Jedenfalls ist das Perofrmance-SUV nicht zu untersteuernd ausgelegt, überrascht aber auch nicht mit unvorhersehbaren Lastwechselreaktionen. Oder anders: Das Handling bleibt stets beherrschbar und ausgewogen. Man merkt auch gar nicht, dass der R im Normalbetrieb effizienzbedingt ausschließlich über die Vorderräder angetrieben wird, denn das Zuschalten der Hinterachse geht im Bedarfsfall automatisch, blitzschnell und völlig unmerklich von statten. Dann spüren wir, wie der aktive Allradantrieb für eine sensationelle Traktion in allen Lebenslagen sorgt. Durchdrehende Räder? Was ist das? Kennen höchstens von anderen Verkehrsteilnehmern, wenn die in ihren Fronttrieblern mal wieder um Traktion winseln – sorry fürs Lästern …
Wir nehmen die nächste Kurve ins Visier. Über die R-Taste am Lenkrad der gelangen wir direkt in die Fahrprofilauswahl (Comfort, Sport, Race und Individual). So haben wir die Möglichkeit, Lenkung, Dämpfung, Gasannahme und (künstlich verstärkten) Motor-Sound von angenehm komfortabel bis hin zu ordentlich sportiv zu verstellen.
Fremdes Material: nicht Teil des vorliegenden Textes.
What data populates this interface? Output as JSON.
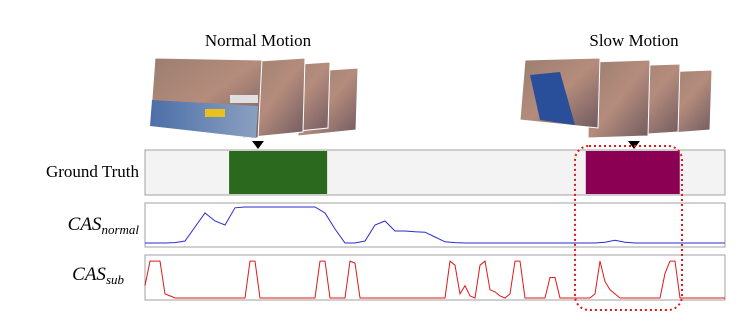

Die Abgrenzung zu den herkömmlichen Tiguan-Ausführungen ist vor allem im Race-Modus am deutlichsten wahrzunehmen. So gibt sich die serienmäßige Progresssivlenkung bissig und zeigt bereits bei kleinen Lenkwinkeln nachvollziehbare Richtungswechsel-Reaktionen.
Ein SUV? Ja, es ist ein SUV!
Vor allem aber strafft sich das serienmäßige Adaptivfahrwerk, so dass die Rollbewegungen der Karosserie auf ein sehr verträgliches Maß reduziert werden. Fast vergaßen wir, in einem SUV zu sitzen. Faszinierend. Auch, weil der Turbo-Vierzylinder dank Akrapovic-Titanauspuffanlage (R Performance; 3.800 Euro) richtiges Sportwagen-Flair mitbringt – knalliges Auspuff-Plobben inklusive! Das Angenehme: Trotzdem bleibt der R ein echter Tiguan, der nicht nur für ein überdurchschnittliches Platzangebot steht. Auf Wunsch lässt er sich auch ganz alltagsverträglich bewegen – sogar mit Hänger,
wenn es sein muss. Und selbst da macht er stets eine gute Figur: Lack in Lapiz Blue Metallic (810 Euro), Stoßfänger im R-Design, große Lufteinlässe, Spiegel in matter Chromoptik, ein auffälliger Heckdiffusor, schwarze Radhausverbreiterungen, eine vierflutige Abgasanlage und 20-Zöller gibt‘s aufpreisfrei. Und auch innen ist der Tiguan R auch ohne viele Extras schon sehr hübsch: exklusiv für den R entwickelte Sportsitze mit gutem Seitenhalt, Digital Cockpit samt Laptimer und R-spezifische Dekoreinlagen („Carbon Grey“). Nein, am allerersten Tiguan R gibt es wirklich nichts auszusetzen. Einzig die neue Lenkrad- und Klimabedienung zeigte sich im alltäglichen Gebrauch etwas fummelig. Eine Kleinigkeit, wenn man bedenkt, wie grandios sich dieses meisterliche SUV fahren lässt!